Ej ale spokojnie, bo z takim podejściem do życia to ty do 40 na zawał zejdziesz. Nie będę ci opowiadał o moim doświadczeniu za kółkiem, chociaż mógłbym w tej kwestii niejednego przeskoczyć.
Powiedz mi tylko biedny znerwicowany człowieku co ci to da jak przez te 2 minuty będziesz zapierdalał 30 km/h szybciej po terenie zabudowanym? Nawet się na wcześniejszą zmianę świateł nie załapiesz a tylko więcej wachy spalisz. Większość w miarę ogarniętych ludzi ma świadomość, że żeby być w formie za kółkiem, raczej wieczorem albo w nocy przed wyjazdem alkoholu w dużych ilościach nie należy spożywać. Ja jakoś z tym problemu nie mam a uwierz mi jeżdżę autem dość regularnie a i lubię się także od czasu do czasu kulturalnie najebać.

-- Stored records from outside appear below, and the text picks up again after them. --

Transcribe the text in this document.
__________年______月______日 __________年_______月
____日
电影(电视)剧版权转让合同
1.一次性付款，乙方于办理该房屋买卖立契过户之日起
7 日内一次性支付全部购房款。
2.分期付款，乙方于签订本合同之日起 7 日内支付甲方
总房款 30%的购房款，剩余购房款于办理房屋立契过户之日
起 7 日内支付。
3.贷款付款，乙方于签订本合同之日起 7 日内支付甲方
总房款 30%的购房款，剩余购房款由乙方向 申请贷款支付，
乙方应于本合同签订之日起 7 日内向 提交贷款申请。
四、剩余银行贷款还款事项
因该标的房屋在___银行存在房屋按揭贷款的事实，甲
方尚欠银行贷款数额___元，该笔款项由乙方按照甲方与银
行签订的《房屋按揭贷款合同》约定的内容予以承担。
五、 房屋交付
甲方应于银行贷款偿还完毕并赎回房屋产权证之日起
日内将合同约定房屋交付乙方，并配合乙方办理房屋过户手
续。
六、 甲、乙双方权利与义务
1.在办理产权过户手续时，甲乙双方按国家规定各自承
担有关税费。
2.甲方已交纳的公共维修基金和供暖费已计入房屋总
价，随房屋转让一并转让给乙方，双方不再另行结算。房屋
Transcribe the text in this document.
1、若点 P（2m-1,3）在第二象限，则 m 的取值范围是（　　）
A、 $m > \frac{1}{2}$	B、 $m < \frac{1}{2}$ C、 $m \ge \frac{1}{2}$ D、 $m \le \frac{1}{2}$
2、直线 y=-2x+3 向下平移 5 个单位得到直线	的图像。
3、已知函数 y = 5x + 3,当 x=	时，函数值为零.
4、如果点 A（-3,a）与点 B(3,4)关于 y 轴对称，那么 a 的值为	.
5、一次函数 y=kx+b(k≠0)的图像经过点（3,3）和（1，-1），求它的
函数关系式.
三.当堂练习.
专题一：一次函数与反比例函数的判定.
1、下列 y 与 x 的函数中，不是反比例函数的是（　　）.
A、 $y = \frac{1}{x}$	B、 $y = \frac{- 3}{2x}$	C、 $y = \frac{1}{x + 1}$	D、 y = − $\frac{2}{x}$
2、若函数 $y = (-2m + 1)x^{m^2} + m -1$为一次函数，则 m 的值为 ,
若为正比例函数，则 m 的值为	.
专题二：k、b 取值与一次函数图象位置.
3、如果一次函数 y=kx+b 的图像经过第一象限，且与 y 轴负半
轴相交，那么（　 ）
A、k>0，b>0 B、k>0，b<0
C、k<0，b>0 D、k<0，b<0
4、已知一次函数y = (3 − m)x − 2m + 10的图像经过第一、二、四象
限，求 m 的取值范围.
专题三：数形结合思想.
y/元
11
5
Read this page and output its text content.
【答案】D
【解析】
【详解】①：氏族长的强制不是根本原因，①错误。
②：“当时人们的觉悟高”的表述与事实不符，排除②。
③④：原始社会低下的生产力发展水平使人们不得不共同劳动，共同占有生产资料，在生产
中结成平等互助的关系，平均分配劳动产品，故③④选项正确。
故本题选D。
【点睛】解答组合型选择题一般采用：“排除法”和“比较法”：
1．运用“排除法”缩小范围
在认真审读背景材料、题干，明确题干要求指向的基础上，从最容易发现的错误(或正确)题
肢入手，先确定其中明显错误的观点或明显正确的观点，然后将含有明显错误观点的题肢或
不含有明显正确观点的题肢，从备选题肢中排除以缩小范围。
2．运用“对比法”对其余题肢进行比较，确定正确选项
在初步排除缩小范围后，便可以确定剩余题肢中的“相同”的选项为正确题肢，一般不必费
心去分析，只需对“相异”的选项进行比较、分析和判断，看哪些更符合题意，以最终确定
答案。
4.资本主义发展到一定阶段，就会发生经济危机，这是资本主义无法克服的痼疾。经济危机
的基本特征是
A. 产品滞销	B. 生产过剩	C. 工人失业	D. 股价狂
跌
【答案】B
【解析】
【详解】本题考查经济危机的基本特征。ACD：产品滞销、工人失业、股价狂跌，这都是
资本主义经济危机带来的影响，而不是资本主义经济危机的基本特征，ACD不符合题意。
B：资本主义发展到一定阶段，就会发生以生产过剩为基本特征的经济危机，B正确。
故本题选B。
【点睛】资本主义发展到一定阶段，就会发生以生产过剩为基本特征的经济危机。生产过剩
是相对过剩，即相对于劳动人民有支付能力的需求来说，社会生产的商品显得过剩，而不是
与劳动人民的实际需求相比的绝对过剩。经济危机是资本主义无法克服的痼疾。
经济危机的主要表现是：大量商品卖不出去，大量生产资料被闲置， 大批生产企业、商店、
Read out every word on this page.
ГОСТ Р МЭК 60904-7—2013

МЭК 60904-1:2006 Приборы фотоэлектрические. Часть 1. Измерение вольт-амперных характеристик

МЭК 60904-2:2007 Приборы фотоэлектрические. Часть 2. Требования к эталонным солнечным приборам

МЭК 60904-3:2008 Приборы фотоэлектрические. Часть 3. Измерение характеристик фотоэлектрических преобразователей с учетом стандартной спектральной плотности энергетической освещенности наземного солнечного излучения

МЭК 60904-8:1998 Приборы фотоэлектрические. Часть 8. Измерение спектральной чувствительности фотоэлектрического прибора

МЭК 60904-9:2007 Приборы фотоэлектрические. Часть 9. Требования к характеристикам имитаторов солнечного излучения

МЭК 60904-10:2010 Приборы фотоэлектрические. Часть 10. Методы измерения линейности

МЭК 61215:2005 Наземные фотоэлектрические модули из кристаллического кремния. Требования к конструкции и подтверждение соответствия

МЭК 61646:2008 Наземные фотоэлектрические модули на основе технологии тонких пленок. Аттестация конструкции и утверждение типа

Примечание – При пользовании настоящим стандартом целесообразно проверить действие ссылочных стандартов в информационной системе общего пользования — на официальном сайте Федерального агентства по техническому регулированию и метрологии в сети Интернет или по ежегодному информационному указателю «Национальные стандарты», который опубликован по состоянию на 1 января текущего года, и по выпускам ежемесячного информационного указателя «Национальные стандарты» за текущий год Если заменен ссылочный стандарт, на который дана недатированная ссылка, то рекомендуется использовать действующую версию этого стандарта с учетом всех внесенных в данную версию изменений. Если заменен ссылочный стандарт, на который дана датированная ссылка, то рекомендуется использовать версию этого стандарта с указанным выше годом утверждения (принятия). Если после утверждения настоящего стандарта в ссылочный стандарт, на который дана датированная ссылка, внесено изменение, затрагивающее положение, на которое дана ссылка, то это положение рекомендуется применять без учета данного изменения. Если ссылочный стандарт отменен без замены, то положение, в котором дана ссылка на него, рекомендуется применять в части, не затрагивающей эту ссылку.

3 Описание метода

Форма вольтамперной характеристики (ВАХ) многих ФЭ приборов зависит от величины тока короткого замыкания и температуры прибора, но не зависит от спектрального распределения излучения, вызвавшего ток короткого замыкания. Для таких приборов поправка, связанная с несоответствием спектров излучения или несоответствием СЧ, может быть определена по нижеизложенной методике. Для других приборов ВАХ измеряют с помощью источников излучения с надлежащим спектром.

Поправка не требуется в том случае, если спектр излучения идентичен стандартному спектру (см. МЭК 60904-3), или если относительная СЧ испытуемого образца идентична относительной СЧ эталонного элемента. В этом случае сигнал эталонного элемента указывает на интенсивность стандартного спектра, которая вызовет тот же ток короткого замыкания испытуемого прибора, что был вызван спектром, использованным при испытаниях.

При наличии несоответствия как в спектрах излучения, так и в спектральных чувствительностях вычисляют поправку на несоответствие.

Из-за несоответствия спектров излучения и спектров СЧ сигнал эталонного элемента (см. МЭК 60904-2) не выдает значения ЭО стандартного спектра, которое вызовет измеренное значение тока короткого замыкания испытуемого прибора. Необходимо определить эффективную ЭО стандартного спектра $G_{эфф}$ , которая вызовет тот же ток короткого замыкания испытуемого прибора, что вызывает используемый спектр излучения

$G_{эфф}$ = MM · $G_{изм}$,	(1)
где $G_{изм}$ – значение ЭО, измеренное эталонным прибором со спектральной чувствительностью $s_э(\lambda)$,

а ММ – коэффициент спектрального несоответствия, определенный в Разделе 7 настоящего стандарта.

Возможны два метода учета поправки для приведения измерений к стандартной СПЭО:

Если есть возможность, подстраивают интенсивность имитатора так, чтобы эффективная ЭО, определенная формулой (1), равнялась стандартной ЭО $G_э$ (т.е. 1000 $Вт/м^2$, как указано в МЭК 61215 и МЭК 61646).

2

Wiem natomiast, co znaczą konsekwencje bycia zmęczonym lub nie w pełni sił za kółkiem. Byłem świadkiem czołówki tira z samochodem pasażerskim (tir, nie wiedzieć czemu z lewoskrętu wjechał osobówce na czołówkę na DK) jechałem swoim autem tuż za osobówką. Gdybym jechał szybciej niż przepisy pozwalają, llub siedział mu na bagażniku (tak w stylu nerwowych kierowców) prawdopodobnie, sam wylądowałbym na grillu tego tira. I uwierz mi w takich chwilach 20 km/h może ci życie uratować, bo ludzie jadący zgodnie z przepisami 60km/h podczas tego wypadku nie ucierpieli.
W momencie gdy coś zupełnie nieoczekiwanego stanie się na drodze a ty będziesz dumnie popierdalał swoim autkiem 100 km/h przy 60 km/h, w najlepszym przypadku możesz zabić tylko siebie, w najgorszym ucierpi ktoś inny. Wtedy skończy się wielkie cwaniakowanie, a ty zjebiesz życie sobie albo komuś innemu, będzie płacz, zgrzytanie zębów, tylko wtedy już nie powiesz rodzinie ofiar, że to tylko temat zastępczy.
P.S.
Na uspokojenie, tak generalnie i za kółkiem polecam:
P.S.2
Wolałbym, żebyś się nie interesował moim owłosieniem (dziwne rzeczy ci chłopie po głowie chodzą). Pogadaj może o tym z kimś jeśli masz jakieś problemy.